The global telecom industry is racing towards smarter networks, faster connections and seamless satellite integration. But cybercriminals are not being left behind. As operators close the books on 2025, cybersecurity experts are warning that the threats shaping the sector last year are colliding with new technological risks that could amplify their impact.
According to the latest findings from Kaspersky’s Security Bulletin, the telecommunications sector is entering a phase where old attack methods meet emerging infrastructure.
The Same Threats, Higher Stakes
In 2025, telecom operators continued to face sustained pressure from advanced persistent threats (APTs), supply chain vulnerabilities, distributed denial-of-service (DDoS) attacks and SIM-enabled fraud. These were not isolated incidents, but recurring patterns that exploited the industry’s scale, interconnectivity and dependence on multiple vendors.
Kaspersky Security Network data shows that between November 2024 and October 2025, nearly 13 percent of users in the telecommunications sector encountered web-based threats. Meanwhile, more than 20 percent were exposed to on-device threats. Globally, close to 10 percent of telecom organisations were affected by ransomware during the same period.
What makes these figures more concerning is not just their volume, but their persistence. APT groups, in particular, continue to target telecom infrastructure for long-term access, espionage and strategic leverage, using compromised network positions as silent footholds.
Supply Chains Remain A Soft Target
Telecommunications ecosystems rely on an extensive web of software providers, contractors and technology partners. While this enables rapid innovation, it also expands the attack surface.
Supply chain compromises remain a favoured entry point for attackers, allowing them to exploit weaknesses in widely deployed platforms or trusted third-party services. Once inside, threat actors can move laterally across networks that were never designed to be breached from within.
For operators, this means that cybersecurity is no longer confined to internal systems. It extends to every vendor relationship and integration point.
DDoS Is No Longer Just An IT Problem
DDoS attacks continue to disrupt telecom services, but Kaspersky’s research frames them less as isolated security incidents and more as a capacity and availability challenge.
Modern DDoS campaigns can overwhelm edge routing, degrade service quality and trigger customer-facing outages before traditional security alerts are raised. Without proactive monitoring and upstream mitigation, congestion signals often appear only when user experience is already affected.
As networks grow more complex, the operational cost of downtime is rising just as fast as the technical one.
New Technologies, New Operational Risks
While legacy threats persist, 2026 introduces a new layer of risk tied to technology transitions. Kaspersky highlights three areas where uneven or rushed deployment could create vulnerabilities.

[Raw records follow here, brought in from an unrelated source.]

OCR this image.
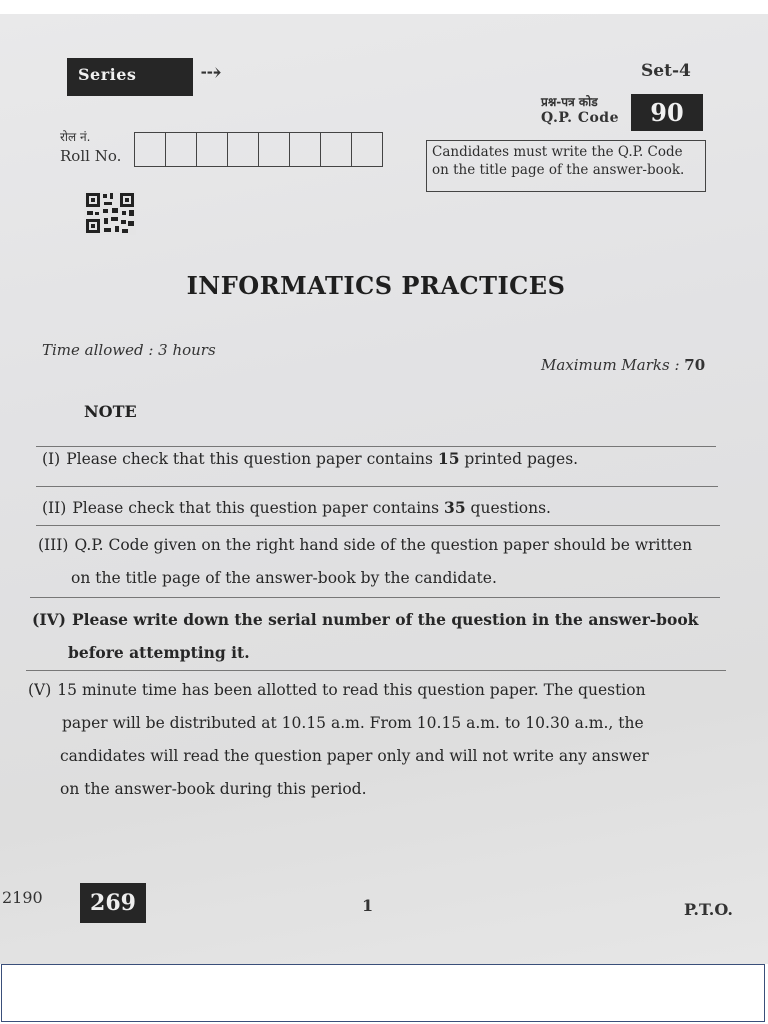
Series	⤏	Set-4
प्रश्न-पत्र कोड
Q.P. Code	90
रोल नं.
Roll No.	Candidates must write the Q.P. Code
on the title page of the answer-book.
INFORMATICS PRACTICES
Time allowed : 3 hours
Maximum Marks : 70
NOTE
(I) Please check that this question paper contains 15 printed pages.
(II) Please check that this question paper contains 35 questions.
(III) Q.P. Code given on the right hand side of the question paper should be written
on the title page of the answer-book by the candidate.
(IV) Please write down the serial number of the question in the answer-book
before attempting it.
(V) 15 minute time has been allotted to read this question paper. The question
paper will be distributed at 10.15 a.m. From 10.15 a.m. to 10.30 a.m., the
candidates will read the question paper only and will not write any answer
on the answer-book during this period.
2190	269	1	P.T.O.
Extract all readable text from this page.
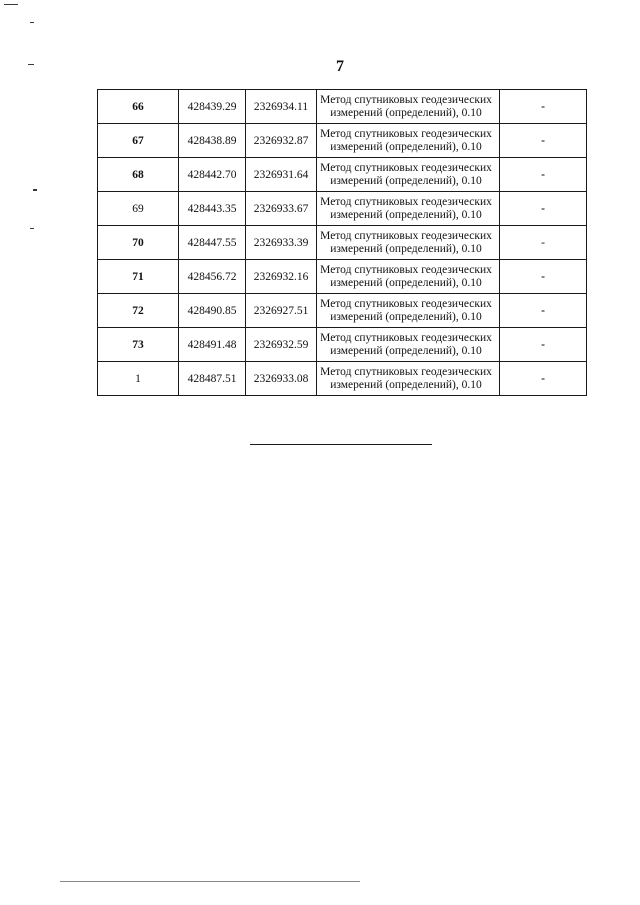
7
66	428439.29	2326934.11	Метод спутниковых геодезических
измерений (определений), 0.10	-
67	428438.89	2326932.87	Метод спутниковых геодезических
измерений (определений), 0.10	-
68	428442.70	2326931.64	Метод спутниковых геодезических
измерений (определений), 0.10	-
69	428443.35	2326933.67	Метод спутниковых геодезических
измерений (определений), 0.10	-
70	428447.55	2326933.39	Метод спутниковых геодезических
измерений (определений), 0.10	-
71	428456.72	2326932.16	Метод спутниковых геодезических
измерений (определений), 0.10	-
72	428490.85	2326927.51	Метод спутниковых геодезических
измерений (определений), 0.10	-
73	428491.48	2326932.59	Метод спутниковых геодезических
измерений (определений), 0.10	-
1	428487.51	2326933.08	Метод спутниковых геодезических
измерений (определений), 0.10	-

AI-assisted network management promises efficiency, but automation can amplify configuration errors or act on manipulated data at scale if human oversight is removed. Post-quantum cryptography transitions, meanwhile, risk interoperability and performance issues if hybrid models are deployed without sufficient testing. The integration of 5G networks with satellite services further expands service footprints, introducing new partners, dependencies and potential failure points.
As Kaspersky researcher Leonid Bezvershenko notes, the challenge for operators is no longer choosing between innovation and security, but ensuring both advance together.
Why 2026 Will Be A Defining Year For Telecom Security
The telecommunications sector is shifting from experimentation to full-scale implementation of next-generation technologies. This transition marks a critical moment: security decisions made now will shape network resilience for years to come.
Kaspersky’s recommendations point towards a more integrated approach. That is through combining continuous threat intelligence, staged technology rollouts, human oversight in automation, and advanced detection and response capabilities.
For telecom operators, the message is clear. The threats of 2025 have not disappeared; they have evolved. And in 2026, resilience will depend on how well organisations secure not just their networks, but the technologies redefining them.